Now let’s imagine a crazy parallel universe in which the Secretary for Education hasn’t read this post and doesn’t agree with this reasoning. Let’s pretend they intend to append PF&I to next year’s curriculum.
How?
What do you teach?
The basic and the complex
The basics, the principles, what is known, can be taught in about 37 minutes. And there are no real answers to the uncertain questions. Attempting to teach the latter would be too heavily influenced by the opinions of the teacher.
One could argue that this happens with some subjects already. There is no consensus belief about macroeconomics, but this is still taught. Teachers try to present both sides of the argument in an unbiased way, which could be attempted for PF&I.
But it would be difficult because there are no facts, per se, just opinions. This is unlike other subjects: we know what 6 + 8 = and what the rules of grammar are. The explanations we learn in science classes are usually the result of experimentation in controlled environments in which one can isolate variables to derive meaningful conclusions.

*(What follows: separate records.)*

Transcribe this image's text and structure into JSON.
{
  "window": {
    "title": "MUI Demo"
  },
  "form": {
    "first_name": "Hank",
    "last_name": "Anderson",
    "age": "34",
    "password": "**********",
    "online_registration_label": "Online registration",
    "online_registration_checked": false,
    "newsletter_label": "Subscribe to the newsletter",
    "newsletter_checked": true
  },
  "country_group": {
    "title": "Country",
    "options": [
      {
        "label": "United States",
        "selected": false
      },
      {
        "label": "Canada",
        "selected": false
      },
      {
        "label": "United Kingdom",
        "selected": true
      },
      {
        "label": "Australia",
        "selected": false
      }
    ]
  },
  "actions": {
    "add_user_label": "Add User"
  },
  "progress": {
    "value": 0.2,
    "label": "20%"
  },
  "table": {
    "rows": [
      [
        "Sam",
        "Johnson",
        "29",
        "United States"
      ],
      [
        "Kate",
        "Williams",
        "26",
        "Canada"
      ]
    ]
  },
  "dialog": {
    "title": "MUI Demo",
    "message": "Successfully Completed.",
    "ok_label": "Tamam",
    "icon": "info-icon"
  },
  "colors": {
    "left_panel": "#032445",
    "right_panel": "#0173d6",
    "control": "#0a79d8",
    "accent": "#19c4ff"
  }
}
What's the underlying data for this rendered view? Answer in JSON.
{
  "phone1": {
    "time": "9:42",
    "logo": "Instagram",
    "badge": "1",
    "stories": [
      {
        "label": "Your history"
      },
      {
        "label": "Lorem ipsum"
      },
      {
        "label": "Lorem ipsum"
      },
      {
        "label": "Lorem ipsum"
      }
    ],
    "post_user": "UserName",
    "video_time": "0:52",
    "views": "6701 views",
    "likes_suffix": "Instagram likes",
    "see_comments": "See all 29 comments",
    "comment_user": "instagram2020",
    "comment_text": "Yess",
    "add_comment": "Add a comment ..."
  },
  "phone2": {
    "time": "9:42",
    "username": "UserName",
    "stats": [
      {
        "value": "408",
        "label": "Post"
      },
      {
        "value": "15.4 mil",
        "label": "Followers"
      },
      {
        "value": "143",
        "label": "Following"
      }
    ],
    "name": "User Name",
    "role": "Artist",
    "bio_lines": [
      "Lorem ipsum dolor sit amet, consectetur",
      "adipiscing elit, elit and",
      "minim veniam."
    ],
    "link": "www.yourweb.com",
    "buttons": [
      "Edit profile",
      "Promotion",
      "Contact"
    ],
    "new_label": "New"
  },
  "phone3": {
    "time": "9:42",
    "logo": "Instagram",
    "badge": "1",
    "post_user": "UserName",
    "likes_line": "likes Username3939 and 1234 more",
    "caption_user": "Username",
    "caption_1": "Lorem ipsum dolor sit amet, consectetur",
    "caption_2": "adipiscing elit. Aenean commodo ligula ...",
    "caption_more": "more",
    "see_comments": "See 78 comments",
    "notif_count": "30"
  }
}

This isn’t the case with PF&I.
This is hard to explain to students. It’s difficult to explain the latest academic research. It’s tricky to communicate statistical rigour and where and how it is absent. Example: index funds. Seemingly easy to teach, right? But what happens when teens start asking so then Miss if they should invest in them…or not? Because this is a contentious issue.
I certainly wouldn’t want to be on the receiving end of those types of questions. Particularly as incorrect information can be near-life-ending. Thinking that it was Patroclus who was the recipient of an arrow through the ankle rather than Achilles isn’t that consequential. But leveraging leverage to “purchase” multiple properties with 95% LTVs after being taught how mortgages and lending works at school and then being on the hook for those mortgage repayments when the fixed-rate periods on those mortgages expire just as inflation is rocketing and so the BoE raises interest rates and those VRs kick-in does matter. A lot. Incorrect information or info distributed without heavy caveats and warnings can be devastating.
The boring and the fun
Which is also why I don’t like the idea of making the lessons quote-unquote “fun”:
- Let’s play a trading game! Sure ok let’s teach kids that trading is fun and games and easy and something they should be investing time and money into.
- Let’s do some macro forecasting! Again something that is easy and definitely possible. Forecasts of interest rates, GDP, inflation, etc. are very very useful and accurate.
- Let’s learn about derivatives! Yes because learning how to price options is mathematically accessible and relevant for teenagers and knowledge of complex financial instruments is going to come in handy later in life.
Teachers would be in a catch-22: teaching the safest and most-applicable stuff is boring but the fun bits won’t be useful and have the potential to be harmful.
Another option is a detail-orientated approach. A sort of introduction to financial advisership/accounting if you will. This is possible, but I think most teenagers would rather have their parents explain the intimate details of how they were precisely conceived than pay attention for 30 seconds in those lessons.